BALTIMORE (WJZ) — Acquitted by the court, now answering to their own department. The first of five officers to potentially face internal discipline for his role in the Freddie Gray case began his administrative trial Monday.
WJZ's Kimberly Eiten was there for hours of arguments.
Officer Caesar Goodson is the first of five to come up for administrative trial.
He drove the van where Freddie Gray was fatally injured, and could now lose his badge.
Trading a blue uniform for a brown suit, Goodson sat in a University of Baltimore hall, where a panel of officers will decide if he gets to keep his job.
Hinging on whether or not he violated police policy and procedure while driving the van in which Freddie Gray would suffer deadly neck injuries back in April 2015.
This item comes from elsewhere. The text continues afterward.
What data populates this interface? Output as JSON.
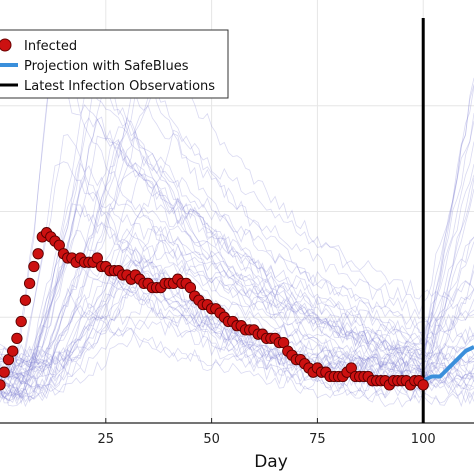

During the first day of the trial, prosecutors played hours of video that showed internal affairs investigators questioning Goodson.
Investigator: Did you in any way give Freddie Gray a rough ride?
Investigator: Did you have any intent for Freddie Gray to sustain injuries that day?
Prosecutors argue he had a duty to put a seat belt on Gray, or him into the van, and that Goodson failed to fully document stops between where he picked up Gray, and the police precinct.
One of dozens of rules he's accused of breaking.
His defense says that back when this happened, there was nothing in police policy about how to handle a combative prisoner.
University of Baltimore law professor David Jaros gave us his thoughts after watching Monday's arguments.
"There are a number of policies at play here," Jaros said. "I think one of the issues will not only be, was there a policy violated, but what is the significance of the failure."
Goodson is a 16-year veteran of the police force.
His trial is expected to go through the beginning of next week because of the huge amounts of evidence involved in the case.
If the panel decides that Goodson broke department policy, it's up to the police commissioner to determine his punishment.